Hace diez años los niños nacidos antes de los 9 meses supusieron el 4,65% del total (18.021 partos en la provincia), una cifra inferior al 7,82% que representaron los prematuros frente a los 21.816 partos que hubo a lo largo de 2005 en Sevilla.

El estrés, la alimentación, la cada vez más avanzada edad de la mujer y, sobre todo, las gestaciones múltiples parecen estar detrás de estos datos
Pero, ¿por qué se ha elevado esa cifra? ¿Es Sevilla una excepción o estamos dentro de la tendencia general? El estrés, la alimentación, la cada vez más avanzada edad de la mujer y, sobre todo, las gestaciones múltiples parecen estar detrás de estos datos, explica Lucas Eduardo Durán de Vargas, jefe la sección de Neonatología del hospital Virgen Macarena de Sevilla.

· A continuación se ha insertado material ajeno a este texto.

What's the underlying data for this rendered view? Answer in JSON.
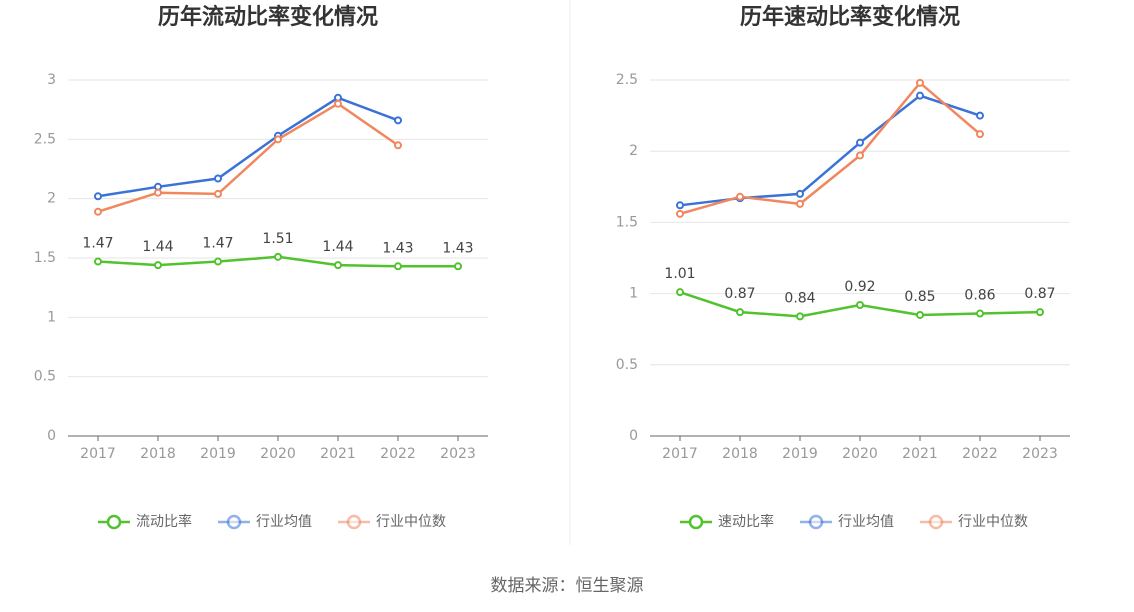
{
  "chart_data": [
    {
      "type": "line",
      "title": "历年流动比率变化情况",
      "categories": [
        "2017",
        "2018",
        "2019",
        "2020",
        "2021",
        "2022",
        "2023"
      ],
      "series": [
        {
          "name": "流动比率",
          "color": "#52c22e",
          "values": [
            1.47,
            1.44,
            1.47,
            1.51,
            1.44,
            1.43,
            1.43
          ],
          "show_labels": true
        },
        {
          "name": "行业均值",
          "color": "#3a72d8",
          "values": [
            2.02,
            2.1,
            2.17,
            2.53,
            2.85,
            2.66,
            null
          ],
          "show_labels": false
        },
        {
          "name": "行业中位数",
          "color": "#f0875e",
          "values": [
            1.89,
            2.05,
            2.04,
            2.5,
            2.8,
            2.45,
            null
          ],
          "show_labels": false
        }
      ],
      "ylim": [
        0,
        3
      ],
      "yticks": [
        0,
        0.5,
        1,
        1.5,
        2,
        2.5,
        3
      ],
      "grid": true,
      "legend": "bottom"
    },
    {
      "type": "line",
      "title": "历年速动比率变化情况",
      "categories": [
        "2017",
        "2018",
        "2019",
        "2020",
        "2021",
        "2022",
        "2023"
      ],
      "series": [
        {
          "name": "速动比率",
          "color": "#52c22e",
          "values": [
            1.01,
            0.87,
            0.84,
            0.92,
            0.85,
            0.86,
            0.87
          ],
          "show_labels": true
        },
        {
          "name": "行业均值",
          "color": "#3a72d8",
          "values": [
            1.62,
            1.67,
            1.7,
            2.06,
            2.39,
            2.25,
            null
          ],
          "show_labels": false
        },
        {
          "name": "行业中位数",
          "color": "#f0875e",
          "values": [
            1.56,
            1.68,
            1.63,
            1.97,
            2.48,
            2.12,
            null
          ],
          "show_labels": false
        }
      ],
      "ylim": [
        0,
        2.5
      ],
      "yticks": [
        0,
        0.5,
        1,
        1.5,
        2,
        2.5
      ],
      "grid": true,
      "legend": "bottom"
    }
  ],
  "source": "数据来源：恒生聚源"
}
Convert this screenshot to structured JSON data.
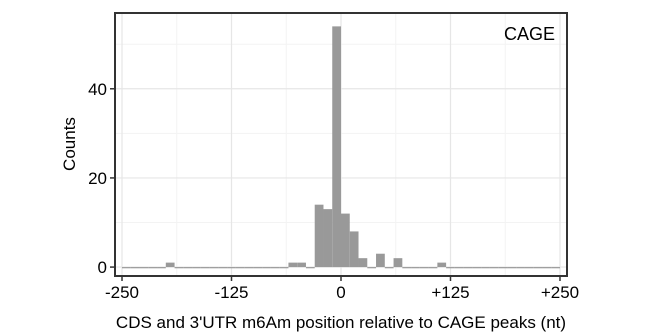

En su centro, donde atienden 10 partos al día y 3.700 al año, los bebés prematuros han crecido de un 6 a un 8% en los últimos cinco años. «Cada vez hay más mujeres que recurren a tratamientos de fertilidad para tener un hijo, lo que hace que haya más embarazos múltiples», explica el doctor Durán.

En este tipo de casos lo habitual es que el embarazo no llegue a término, es decir, a las 40 semanas.

Nacimiento programado

El hecho de que las mujeres decidan ser madres cada vez mayores origina que sus niños nazcan antes.

Y está relacionado con la programación de los partos, pues si los médicos detectan cualquier anomalía y el peso del bebé es correcto deciden provocarlo.

A menor peso, más riesgo

Prematuro es todo aquel que nace antes de las 37 semanas de gestación.

Si pesa entre 1.000 y 1.500 gramos, el índice de supervivencia es muy alto. El riesgo está en los que no llegan al kilo. «Cuanta menos edad, más riesgo tienen. Se comportan con déficit de inmunidad porque no han desarrollado todas sus defensas y no les ha dado tiempo a formase», explica Durán.

Esto implica problemas de adaptación desde el punto de vista respiratorio, renal, digestivo y neurológico.